Temps de lecture estimé : 12mins

Au début de la semaine, nous étions en Normandie à Houlgate pour le festival consacré au femmes photographes, aujourd’hui et demain direction la Bretagne pour la 16ème édition du Festival Photo La Gacilly ! Jusqu’au 30 septembre, vous pourrez découvrir les 26 expositions qui viennent habiller le paysage de la petite commune du Morbihan. Cette année, le directeur artistique, Cyril Drouhet, met à l’honneur les Pays de l’Est. Petit tour d’horizon avec notre critique Pascal Therme…

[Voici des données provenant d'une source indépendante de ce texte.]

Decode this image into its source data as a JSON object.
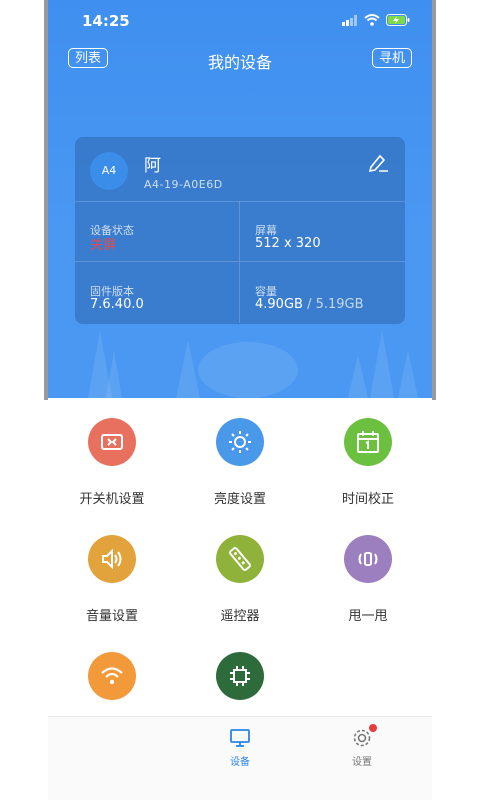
{
  "status_bar": {
    "time": "14:25"
  },
  "nav": {
    "left_button": "列表",
    "title": "我的设备",
    "right_button": "寻机"
  },
  "device": {
    "avatar_text": "A4",
    "name": "阿",
    "id": "A4-19-A0E6D",
    "status_label": "设备状态",
    "status_value": "关屏",
    "screen_label": "屏幕",
    "screen_value": "512 x 320",
    "firmware_label": "固件版本",
    "firmware_value": "7.6.40.0",
    "capacity_label": "容量",
    "capacity_used": "4.90GB",
    "capacity_sep": " / ",
    "capacity_total": "5.19GB"
  },
  "functions": [
    {
      "label": "开关机设置",
      "icon": "power-schedule-icon",
      "color": "#e8705e"
    },
    {
      "label": "亮度设置",
      "icon": "brightness-icon",
      "color": "#4a98ea"
    },
    {
      "label": "时间校正",
      "icon": "calendar-icon",
      "color": "#6cc040"
    },
    {
      "label": "音量设置",
      "icon": "volume-icon",
      "color": "#e2a23c"
    },
    {
      "label": "遥控器",
      "icon": "remote-icon",
      "color": "#8fb33a"
    },
    {
      "label": "甩一甩",
      "icon": "shake-icon",
      "color": "#9b7fbf"
    },
    {
      "label": "",
      "icon": "wifi-icon",
      "color": "#f29a3a"
    },
    {
      "label": "",
      "icon": "chip-icon",
      "color": "#2e6b3a"
    }
  ],
  "tabbar": {
    "device_label": "设备",
    "settings_label": "设置"
  },
  "colors": {
    "accent": "#2a86e8",
    "hero": "#4a98f2",
    "badge": "#e83b3b"
  }
}
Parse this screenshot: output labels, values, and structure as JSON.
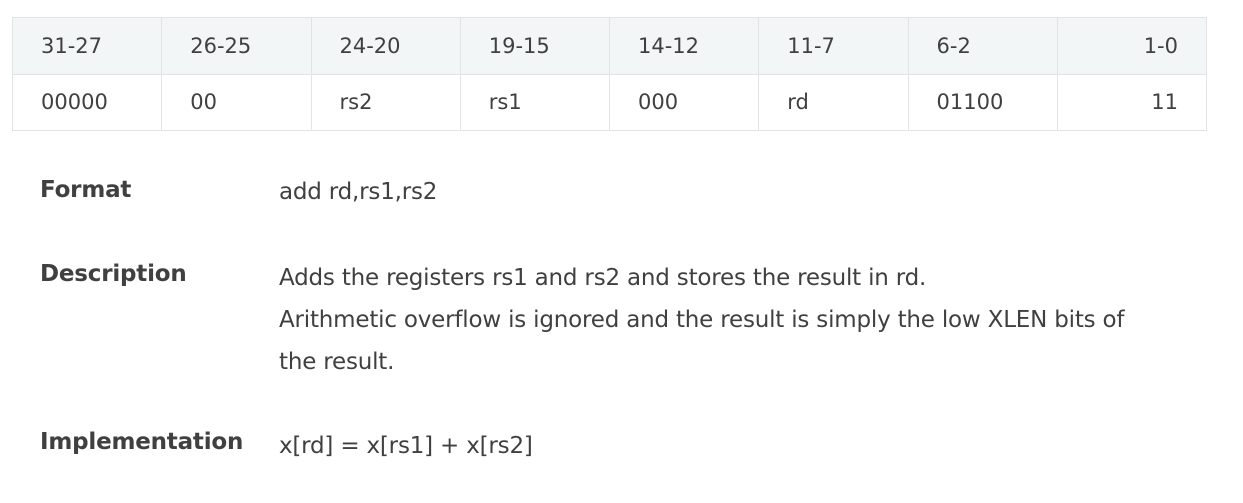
{
  "encoding": {
    "bit_ranges": [
      "31-27",
      "26-25",
      "24-20",
      "19-15",
      "14-12",
      "11-7",
      "6-2",
      "1-0"
    ],
    "values": [
      "00000",
      "00",
      "rs2",
      "rs1",
      "000",
      "rd",
      "01100",
      "11"
    ]
  },
  "format": {
    "label": "Format",
    "value": "add rd,rs1,rs2"
  },
  "description": {
    "label": "Description",
    "lines": [
      "Adds the registers rs1 and rs2 and stores the result in rd.",
      "Arithmetic overflow is ignored and the result is simply the low XLEN bits of",
      "the result."
    ]
  },
  "implementation": {
    "label": "Implementation",
    "value": "x[rd] = x[rs1] + x[rs2]"
  }
}
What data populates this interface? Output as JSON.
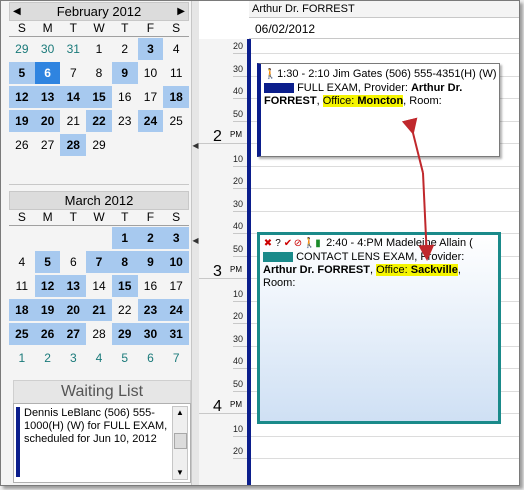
{
  "calendar_feb": {
    "title": "February 2012",
    "days_of_week": [
      "S",
      "M",
      "T",
      "W",
      "T",
      "F",
      "S"
    ],
    "weeks": [
      [
        "29",
        "30",
        "31",
        "1",
        "2",
        "3",
        "4"
      ],
      [
        "5",
        "6",
        "7",
        "8",
        "9",
        "10",
        "11"
      ],
      [
        "12",
        "13",
        "14",
        "15",
        "16",
        "17",
        "18"
      ],
      [
        "19",
        "20",
        "21",
        "22",
        "23",
        "24",
        "25"
      ],
      [
        "26",
        "27",
        "28",
        "29",
        "",
        "",
        ""
      ]
    ]
  },
  "calendar_mar": {
    "title": "March 2012",
    "days_of_week": [
      "S",
      "M",
      "T",
      "W",
      "T",
      "F",
      "S"
    ],
    "weeks": [
      [
        "",
        "",
        "",
        "",
        "1",
        "2",
        "3"
      ],
      [
        "4",
        "5",
        "6",
        "7",
        "8",
        "9",
        "10"
      ],
      [
        "11",
        "12",
        "13",
        "14",
        "15",
        "16",
        "17"
      ],
      [
        "18",
        "19",
        "20",
        "21",
        "22",
        "23",
        "24"
      ],
      [
        "25",
        "26",
        "27",
        "28",
        "29",
        "30",
        "31"
      ],
      [
        "1",
        "2",
        "3",
        "4",
        "5",
        "6",
        "7"
      ]
    ]
  },
  "waiting_list": {
    "title": "Waiting List",
    "item": "Dennis LeBlanc  (506) 555-1000(H)  (W) for FULL EXAM, scheduled for Jun 10, 2012"
  },
  "schedule": {
    "provider": "Arthur Dr. FORREST",
    "date": "06/02/2012",
    "time_labels": [
      "20",
      "30",
      "40",
      "50",
      "2",
      "10",
      "20",
      "30",
      "40",
      "50",
      "3",
      "10",
      "20",
      "30",
      "40",
      "50",
      "4",
      "10",
      "20"
    ],
    "pm": "PM"
  },
  "appt1": {
    "line1": "1:30 - 2:10 Jim Gates  (506) 555-4351(H)  (W)",
    "type": "FULL EXAM, Provider: ",
    "provider_bold": "Arthur Dr.",
    "provider_bold2": "FORREST",
    "office_label": "Office: ",
    "office": "Moncton",
    "room": ", Room:"
  },
  "appt2": {
    "line1": "2:40 - 4:PM Madeleine Allain (",
    "type": "CONTACT LENS EXAM, Provider:",
    "provider_bold": "Arthur Dr. FORREST",
    "office_label": "Office: ",
    "office": "Sackville",
    "room": "Room:"
  },
  "colors": {
    "appt1_bar": "#0b1e8c",
    "appt2_swatch": "#1a8a8a",
    "arrow": "#c0282c"
  }
}
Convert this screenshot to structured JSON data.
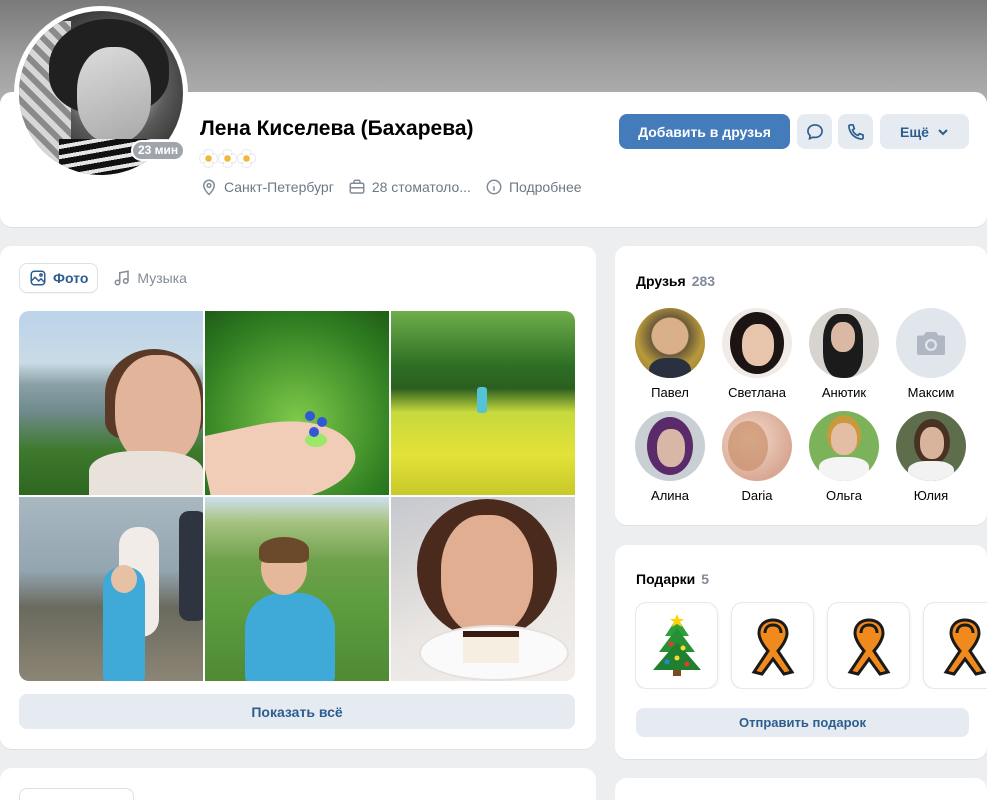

Sergey Maximishin, L’Esprit Slave

Sergey Maximishin


Entretien entre Sergey Maximishin et Pascal Therme (en anglais)

Sergey est né à Kerch, en Crimée. Cette péninsule abritant la flotte militaire russe sur les bords de la mer Noire appartenait alors à la République d’Ukraine. Jusqu’en 2014, quand la région fut rattachée à la Russie.
Mais peu importe pour Sergey Maximishin d’où il vient. Il est slave avant tout. Voici bien longtemps d’ailleurs qu’il a quitté sa terre natale pour poursuivre à Léningrad (aujourd’hui Saint-Petersbourg) des études de physique. La photographie ? Elle est venue à lui par hasard au cours de son service militaire où on le propulsa reporter des armées. Depuis la chute du communisme, il n’a de cesse de photographier la schizophrénie d’un peuple, de son peuple. « La Russie est un pays sans plafond ni plancher, aime-t-il rappeler. Le génie et la bêtise, la pauvreté et la richesse, la bassesse et la noblesse, le bien et le mal ne sont pas limités dans leurs manifestations. » Il en tire ces images d’une société fière de son iconographie religieuse orthodoxe, mais pouvant tout aussi bien s’amuser de son passé stalino-marxiste : on croise dans ses photographies des hommes dénudés dans un banya traditionnel, un sosie de Lénine sur la Place Rouge, des moines sous la neige portant une icône du Christ. En Russie, on peut à la fois flirter avec la misère et les excès de la vie, mais aussi s’enfoncer dans la nostalgie ou l’anticonformisme.
Voyage à la rencontre de cet esprit slave, marqué par une douce folie que ne renierait en rien Dostoïevski.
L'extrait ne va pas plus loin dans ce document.